For Schmidt, the film culminates more than three decades of his work on Karen’s story, but his effort isn’t just about digging for the truth. It’s also to be a part of introducing the next generation to the late singer’s work.
“First and foremost is her voice, which is like nothing I’ve ever heard,” he said. “She had such a conversational quality like she’s speaking directly to you, so warm and yet dark and melancholy. There was a sadness that was like she had a story she was trying to tell you, but she couldn’t quite let it all out. But you could hear it within the voice.

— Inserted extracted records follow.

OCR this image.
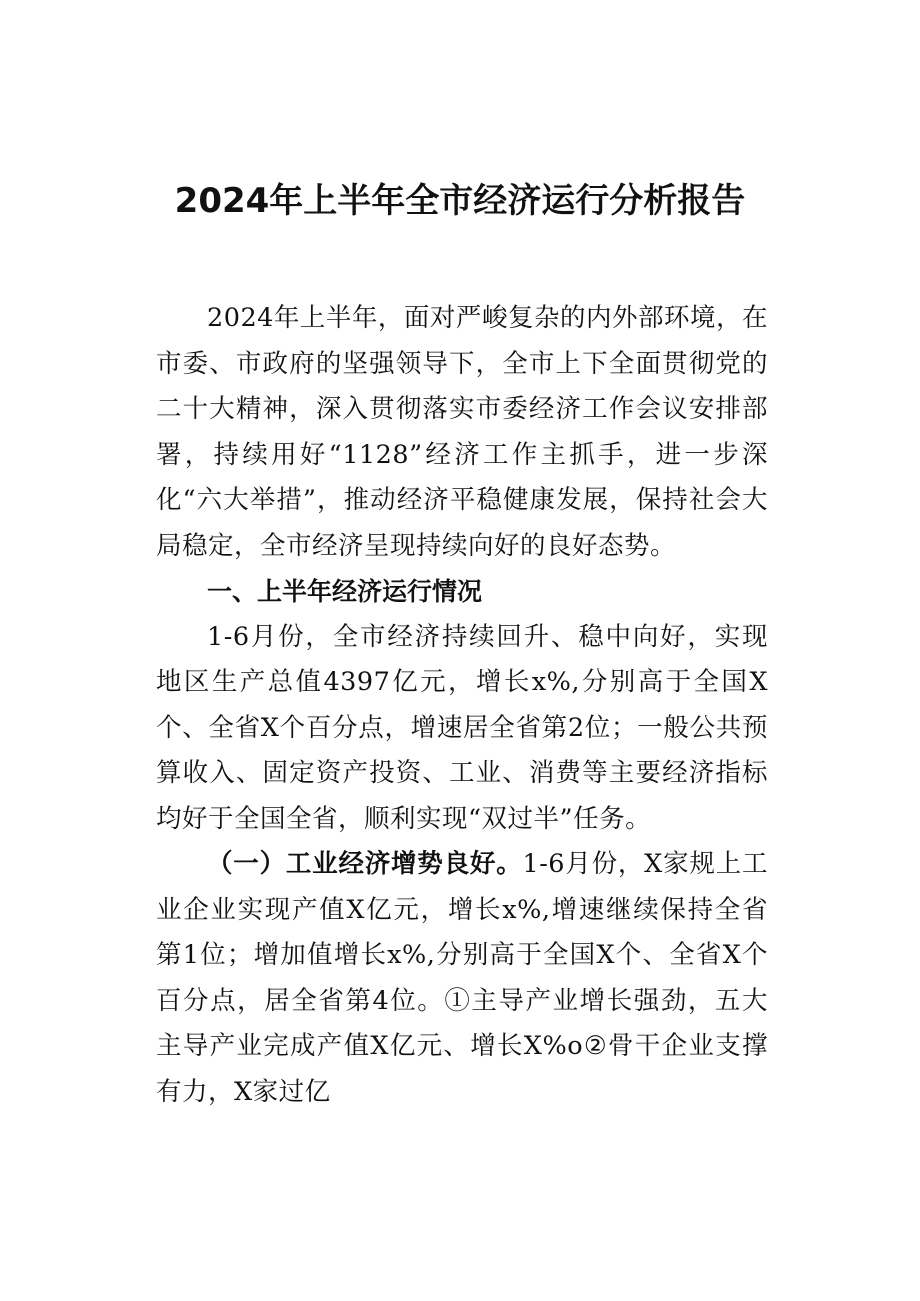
2024年上半年全市经济运行分析报告

2024年上半年，面对严峻复杂的内外部环境，在市委、市政府的坚强领导下，全市上下全面贯彻党的二十大精神，深入贯彻落实市委经济工作会议安排部署，持续用好“1128”经济工作主抓手，进一步深化“六大举措”，推动经济平稳健康发展，保持社会大局稳定，全市经济呈现持续向好的良好态势。

一、上半年经济运行情况

1-6月份，全市经济持续回升、稳中向好，实现地区生产总值4397亿元，增长x%,分别高于全国X个、全省X个百分点，增速居全省第2位；一般公共预算收入、固定资产投资、工业、消费等主要经济指标均好于全国全省，顺利实现“双过半”任务。

（一）工业经济增势良好。1-6月份，X家规上工业企业实现产值X亿元，增长x%,增速继续保持全省第1位；增加值增长x%,分别高于全国X个、全省X个百分点，居全省第4位。①主导产业增长强劲，五大主导产业完成产值X亿元、增长X%o②骨干企业支撑有力，X家过亿
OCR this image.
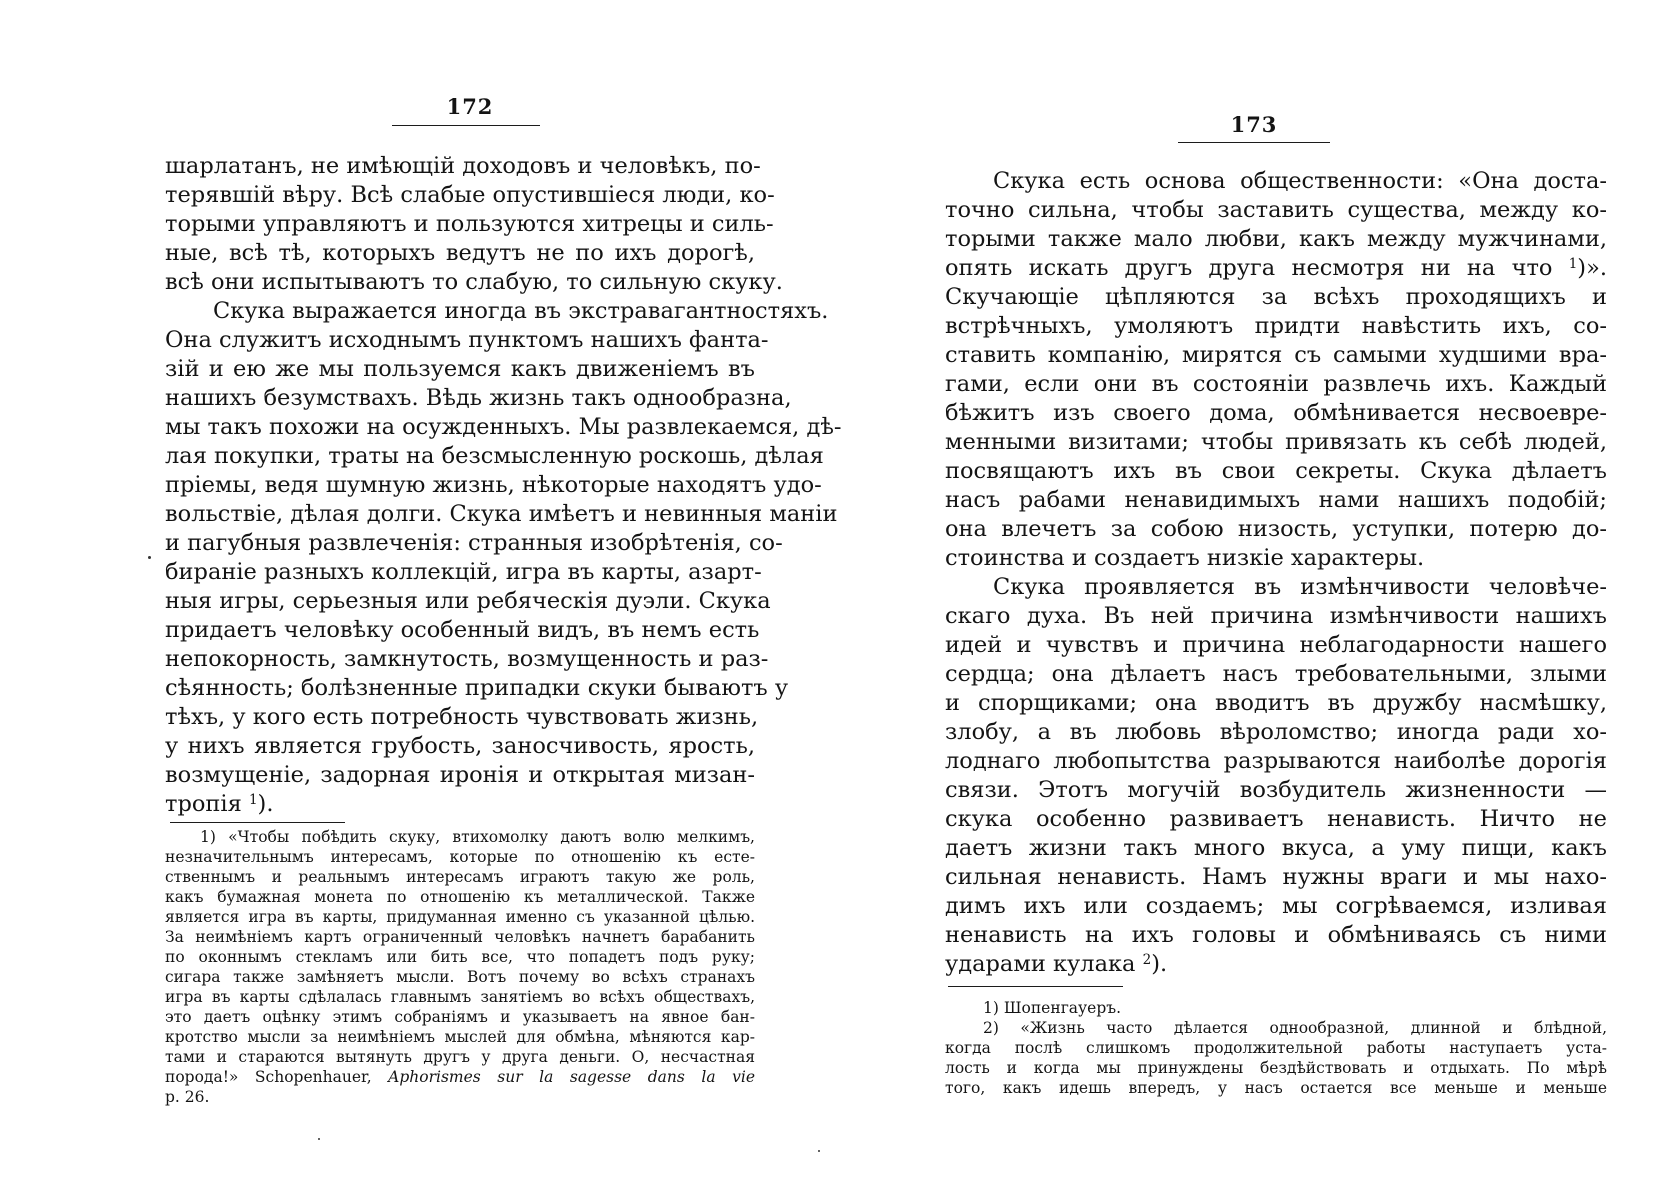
172

шарлатанъ, не имѣющій доходовъ и человѣкъ, по-

терявшій вѣру. Всѣ слабые опустившiеся люди, ко-

торыми управляютъ и пользуются хитрецы и силь-

ные, всѣ тѣ, которыхъ ведутъ не по ихъ дорогѣ,

всѣ они испытываютъ то слабую, то сильную скуку.

Скука выражается иногда въ экстравагантностяхъ.

Она служитъ исходнымъ пунктомъ нашихъ фанта-

зій и ею же мы пользуемся какъ движеніемъ въ

нашихъ безумствахъ. Вѣдь жизнь такъ однообразна,

мы такъ похожи на осужденныхъ. Мы развлекаемся, дѣ-

лая покупки, траты на безсмысленную роскошь, дѣлая

пріемы, ведя шумную жизнь, нѣкоторые находятъ удо-

вольствіе, дѣлая долги. Скука имѣетъ и невинныя маніи

и пагубныя развлеченія: странныя изобрѣтенія, со-

бираніе разныхъ коллекцій, игра въ карты, азарт-

ныя игры, серьезныя или ребяческія дуэли. Скука

придаетъ человѣку особенный видъ, въ немъ есть

непокорность, замкнутость, возмущенность и раз-

сѣянность; болѣзненные припадки скуки бываютъ у

тѣхъ, у кого есть потребность чувствовать жизнь,

у нихъ является грубость, заносчивость, ярость,

возмущеніе, задорная иронія и открытая мизан-

тропія $^1$).

1) «Чтобы побѣдить скуку, втихомолку даютъ волю мелкимъ,

незначительнымъ интересамъ, которые по отношенію къ есте-

ственнымъ и реальнымъ интересамъ играютъ такую же роль,

какъ бумажная монета по отношенію къ металлической. Также

является игра въ карты, придуманная именно съ указанной цѣлью.

За неимѣніемъ картъ ограниченный человѣкъ начнетъ барабанить

по оконнымъ стекламъ или бить все, что попадетъ подъ руку;

сигара также замѣняетъ мысли. Вотъ почему во всѣхъ странахъ

игра въ карты сдѣлалась главнымъ занятіемъ во всѣхъ обществахъ,

это даетъ оцѣнку этимъ собраніямъ и указываетъ на явное бан-

кротство мысли за неимѣніемъ мыслей для обмѣна, мѣняются кар-

тами и стараются вытянуть другъ у друга деньги. О, несчастная

порода!» Schopenhauer, Aphorismes sur la sagesse dans la vie

p. 26.

173

Скука есть основа общественности: «Она доста-

точно сильна, чтобы заставить существа, между ко-

торыми также мало любви, какъ между мужчинами,

опять искать другъ друга несмотря ни на что $^1$)».

Скучающіе цѣпляются за всѣхъ проходящихъ и

встрѣчныхъ, умоляютъ придти навѣстить ихъ, со-

ставить компанію, мирятся съ самыми худшими вра-

гами, если они въ состояніи развлечь ихъ. Каждый

бѣжитъ изъ своего дома, обмѣнивается несвоевре-

менными визитами; чтобы привязать къ себѣ людей,

посвящаютъ ихъ въ свои секреты. Скука дѣлаетъ

насъ рабами ненавидимыхъ нами нашихъ подобій;

она влечетъ за собою низость, уступки, потерю до-

стоинства и создаетъ низкіе характеры.

Скука проявляется въ измѣнчивости человѣче-

скаго духа. Въ ней причина измѣнчивости нашихъ

идей и чувствъ и причина неблагодарности нашего

сердца; она дѣлаетъ насъ требовательными, злыми

и спорщиками; она вводитъ въ дружбу насмѣшку,

злобу, а въ любовь вѣроломство; иногда ради хо-

лоднаго любопытства разрываются наиболѣе дорогія

связи. Этотъ могучій возбудитель жизненности —

скука особенно развиваетъ ненависть. Ничто не

даетъ жизни такъ много вкуса, а уму пищи, какъ

сильная ненависть. Намъ нужны враги и мы нахо-

димъ ихъ или создаемъ; мы согрѣваемся, изливая

ненависть на ихъ головы и обмѣниваясь съ ними

ударами кулака $^2$).

1) Шопенгауеръ.

2) «Жизнь часто дѣлается однообразной, длинной и блѣдной,

когда послѣ слишкомъ продолжительной работы наступаетъ уста-

лость и когда мы принуждены бездѣйствовать и отдыхать. По мѣрѣ

того, какъ идешь впередъ, у насъ остается все меньше и меньше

I want everyone to hear it. The Carpenters’ music is dated, but her voice is so timeless that it could be a hit in any decade.”
Other Movies We’d Like to Catch
Werner Herzog: Radical Dreamer – Thomas von Steinaecker’s already heralded dive into the enigmatic auteur director behind Aguirre, the Wrath of God; Fitzcarraldo; and Grizzly Man.
Rachel Hendrix – starring Lori Singer (from Fame and Footloose) as a creative writing professor who experiences a relapse of grief one year after the death of her husband. Directed by Victor Nuñez (Ulee’s Gold, Ruby in Paradise).
Killing Me Softly with His Songs – A doc about the life and work of composer Charles Fox, who wrote the title song, “I Got a Name,” and “Ready to Take A Chance Again,” as well as iconic TV show themes for Happy Days, Laverne & Shirley, The Love Boat,and Wonder Woman.
Rachel’s Farm, in which Rachel Ward explores the possibilities of the regenerative farming revolution, a subject near and dear to Santa Barbara’s heart.
Visit https://sbiff.org for showtimes, tickets, and the full guide of movies being shown at this year’s event.
A Non-SBIFF Screening
Yes, you actually can find a movie screening with the filmmakers that isn’t part of SBIFF this week, as the Nuclear Age Peace Foundation presents The Vow from Hiroshima, an intimate portrait of Setsuko Thurlow, who was 13 when she survived the atomic bombing of Hiroshima in 1945. Thurlow has dedicated her life to abolishing nuclear weapons ever since, and her moving story is told through the lens of her growing friendship with a second-generation survivor, Mitchie Takeuchi – also the film’s producer. She’ll join director Susan Strickler following the screening at SBCC’s Fé Bland Forum on Friday, Feb. 10.